Melbourne, Australia — MININGREVIEW.COM — 24 November 2008 – The London-based Rio Tinto group – the world’s third-largest mining company – says it expects the global financial crisis to extend into 2009, when it believes China’s metal demand could start to rebound.
Addressing a luncheon here today, Rio Tinto chairman Paul Skinner said: “Once the Chinese economy starts to pick up movement again, we will see a resurgence of very strong demand for commodities to fuel that economic growth.” He added that China’s growth this quarter would be likely to slow from the third quarter.
Rio Tinto CEO Tom Albanese said earlier this month that the slowdown in Chinese demand would be short, forecasting a rebound next year. Two weeks ago, China – the world’s biggest buyer of metals – pledged a US$586 billion (R6 153 billion) stimulus package to prop up growth as the world slipped deeper into recession.
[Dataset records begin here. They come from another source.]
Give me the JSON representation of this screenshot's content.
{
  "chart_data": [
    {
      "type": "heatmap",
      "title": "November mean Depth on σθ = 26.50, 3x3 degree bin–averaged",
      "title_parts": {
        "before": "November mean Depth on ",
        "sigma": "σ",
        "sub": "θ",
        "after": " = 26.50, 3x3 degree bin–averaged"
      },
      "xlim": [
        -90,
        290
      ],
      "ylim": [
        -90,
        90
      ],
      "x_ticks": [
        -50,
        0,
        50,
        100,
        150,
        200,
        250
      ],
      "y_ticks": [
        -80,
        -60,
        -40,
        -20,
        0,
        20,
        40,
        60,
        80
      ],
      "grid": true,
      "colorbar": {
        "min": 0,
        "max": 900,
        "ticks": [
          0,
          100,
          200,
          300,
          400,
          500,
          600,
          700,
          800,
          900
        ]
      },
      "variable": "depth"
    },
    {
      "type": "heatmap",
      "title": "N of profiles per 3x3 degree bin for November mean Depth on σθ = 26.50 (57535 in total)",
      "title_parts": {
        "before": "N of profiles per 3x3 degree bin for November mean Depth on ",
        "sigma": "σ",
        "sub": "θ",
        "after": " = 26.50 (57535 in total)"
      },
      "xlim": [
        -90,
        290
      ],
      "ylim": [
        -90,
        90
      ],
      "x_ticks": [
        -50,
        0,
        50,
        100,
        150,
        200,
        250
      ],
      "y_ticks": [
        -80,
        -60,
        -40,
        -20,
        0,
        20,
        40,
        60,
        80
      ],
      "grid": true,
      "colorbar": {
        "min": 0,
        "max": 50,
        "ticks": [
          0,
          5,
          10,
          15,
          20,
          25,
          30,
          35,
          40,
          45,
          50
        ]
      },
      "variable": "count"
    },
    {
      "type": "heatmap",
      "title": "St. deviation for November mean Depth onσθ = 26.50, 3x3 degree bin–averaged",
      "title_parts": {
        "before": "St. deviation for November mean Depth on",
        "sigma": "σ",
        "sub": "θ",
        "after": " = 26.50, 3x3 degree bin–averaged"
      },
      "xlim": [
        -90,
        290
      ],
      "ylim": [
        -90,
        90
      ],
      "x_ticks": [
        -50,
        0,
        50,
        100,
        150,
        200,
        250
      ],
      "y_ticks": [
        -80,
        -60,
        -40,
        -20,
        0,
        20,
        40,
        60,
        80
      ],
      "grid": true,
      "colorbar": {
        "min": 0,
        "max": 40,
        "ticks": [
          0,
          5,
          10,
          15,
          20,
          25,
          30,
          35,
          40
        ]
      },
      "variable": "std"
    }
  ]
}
“We expect to see some fruits of that in 2009,” Skinner said today. “China will remain the main driver of mineral demand. I do not think that what we are seeing in terms of this downturn is the beginning of something very deep.”
Bloomberg News reports that Rio Tinto – battling a hostile US$55 billion (R580 billion) takeover from BHP Billiton Limited – cut its 2008 iron ore output target by 10%, after saying that it might delay US$10 billion (R105 billion) of asset sales, and that it would review project spending.
“Rio Tinto is well-placed to weather the crisis and retained its forecast for metal demand to double by 2020,” Skinner concluded.